When metal $X$ is treated with sodium hydroxide,a white precipitate $(A)$ is obtained,which is soluble in excess of $NaOH$ to give soluble complex $(B)$. Compound $(A)$ is soluble in dilute $HCl$ to form compound $(C)$. The compound $(A)$ when heated strongly gives $(D)$,which is used to extract metal. Identify $(X), (A), (B), (C)$ and $(D)$. Write suitable equations to support their identities.

(N/A) The given metal $X$ is $Al$. The reactions are as follows:
$1$. $2 Al + 2 NaOH + 6 H_2O \rightarrow 2 Na[Al(OH)_4] + 3 H_2$ (Note: $Al(OH)_3$ is the intermediate white precipitate $(A)$).

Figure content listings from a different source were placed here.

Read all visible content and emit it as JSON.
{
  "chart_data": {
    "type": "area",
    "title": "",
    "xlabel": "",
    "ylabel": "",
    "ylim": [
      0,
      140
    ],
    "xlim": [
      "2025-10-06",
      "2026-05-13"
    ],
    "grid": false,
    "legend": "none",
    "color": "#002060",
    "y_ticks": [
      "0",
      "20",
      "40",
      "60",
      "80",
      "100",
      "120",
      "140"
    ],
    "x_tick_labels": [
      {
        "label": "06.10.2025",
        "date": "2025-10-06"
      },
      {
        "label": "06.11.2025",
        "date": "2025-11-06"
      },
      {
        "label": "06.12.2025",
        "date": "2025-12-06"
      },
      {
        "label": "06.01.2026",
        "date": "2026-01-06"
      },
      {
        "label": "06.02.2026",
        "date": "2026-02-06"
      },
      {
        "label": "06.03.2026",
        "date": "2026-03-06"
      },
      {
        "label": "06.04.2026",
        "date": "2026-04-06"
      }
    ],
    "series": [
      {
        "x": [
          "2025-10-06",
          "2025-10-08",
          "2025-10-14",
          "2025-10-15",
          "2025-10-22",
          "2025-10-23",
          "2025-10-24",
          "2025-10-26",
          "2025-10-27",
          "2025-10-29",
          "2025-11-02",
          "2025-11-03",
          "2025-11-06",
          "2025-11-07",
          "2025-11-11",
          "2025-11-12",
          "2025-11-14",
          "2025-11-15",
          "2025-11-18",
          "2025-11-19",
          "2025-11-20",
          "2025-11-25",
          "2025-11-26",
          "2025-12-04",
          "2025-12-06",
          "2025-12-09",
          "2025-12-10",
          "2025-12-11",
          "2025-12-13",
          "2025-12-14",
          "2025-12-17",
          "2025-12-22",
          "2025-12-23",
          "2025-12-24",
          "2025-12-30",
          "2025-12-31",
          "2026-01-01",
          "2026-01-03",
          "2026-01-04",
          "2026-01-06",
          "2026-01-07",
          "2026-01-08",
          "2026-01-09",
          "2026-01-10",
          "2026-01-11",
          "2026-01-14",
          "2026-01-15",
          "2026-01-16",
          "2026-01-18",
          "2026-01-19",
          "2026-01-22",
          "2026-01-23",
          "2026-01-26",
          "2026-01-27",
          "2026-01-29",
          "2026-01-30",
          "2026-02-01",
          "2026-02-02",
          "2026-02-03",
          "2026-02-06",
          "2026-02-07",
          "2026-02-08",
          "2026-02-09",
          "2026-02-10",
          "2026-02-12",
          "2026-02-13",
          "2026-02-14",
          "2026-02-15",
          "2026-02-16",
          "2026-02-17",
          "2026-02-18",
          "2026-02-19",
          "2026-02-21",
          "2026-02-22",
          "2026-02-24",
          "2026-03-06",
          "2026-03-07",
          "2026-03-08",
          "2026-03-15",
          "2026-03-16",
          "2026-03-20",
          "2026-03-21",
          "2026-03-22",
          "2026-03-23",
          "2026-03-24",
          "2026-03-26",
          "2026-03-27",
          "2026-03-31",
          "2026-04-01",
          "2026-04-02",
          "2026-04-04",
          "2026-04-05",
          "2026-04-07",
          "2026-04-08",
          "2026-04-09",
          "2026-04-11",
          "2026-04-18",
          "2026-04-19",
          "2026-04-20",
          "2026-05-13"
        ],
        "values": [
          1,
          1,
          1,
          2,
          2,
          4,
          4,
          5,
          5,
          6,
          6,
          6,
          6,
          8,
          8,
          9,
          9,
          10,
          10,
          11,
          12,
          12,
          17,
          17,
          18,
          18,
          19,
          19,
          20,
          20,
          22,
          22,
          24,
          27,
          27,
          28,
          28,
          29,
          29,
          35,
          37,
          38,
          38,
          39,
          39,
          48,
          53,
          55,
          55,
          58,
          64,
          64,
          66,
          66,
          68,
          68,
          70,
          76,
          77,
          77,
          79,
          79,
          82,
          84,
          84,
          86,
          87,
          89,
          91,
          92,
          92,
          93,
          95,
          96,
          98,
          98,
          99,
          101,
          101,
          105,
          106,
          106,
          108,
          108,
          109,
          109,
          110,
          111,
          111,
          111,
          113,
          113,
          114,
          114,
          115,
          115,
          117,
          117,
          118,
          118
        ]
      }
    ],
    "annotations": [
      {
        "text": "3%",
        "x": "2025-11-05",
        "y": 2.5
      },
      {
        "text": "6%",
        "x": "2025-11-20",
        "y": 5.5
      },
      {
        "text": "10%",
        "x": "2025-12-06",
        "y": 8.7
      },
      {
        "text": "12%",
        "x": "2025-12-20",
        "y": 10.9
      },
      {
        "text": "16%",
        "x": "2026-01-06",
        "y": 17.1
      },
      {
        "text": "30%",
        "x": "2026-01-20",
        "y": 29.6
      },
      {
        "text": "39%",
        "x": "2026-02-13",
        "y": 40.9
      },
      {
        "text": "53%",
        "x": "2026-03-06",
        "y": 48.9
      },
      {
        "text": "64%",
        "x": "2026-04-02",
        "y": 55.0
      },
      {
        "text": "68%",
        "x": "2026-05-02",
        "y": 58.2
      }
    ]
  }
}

$2$. $Al(OH)_3 + NaOH \rightarrow Na[Al(OH)_4]$ (Soluble complex $(B)$).
$3$. $Al(OH)_3 + 3 HCl \rightarrow AlCl_3 + 3 H_2O$ (Compound $(C)$ is $AlCl_3$).
$4$. $2 Al(OH)_3 \xrightarrow{\Delta} Al_2O_3 + 3 H_2O$ (Compound $(D)$ is $Al_2O_3$,which is used in the extraction of $Al$).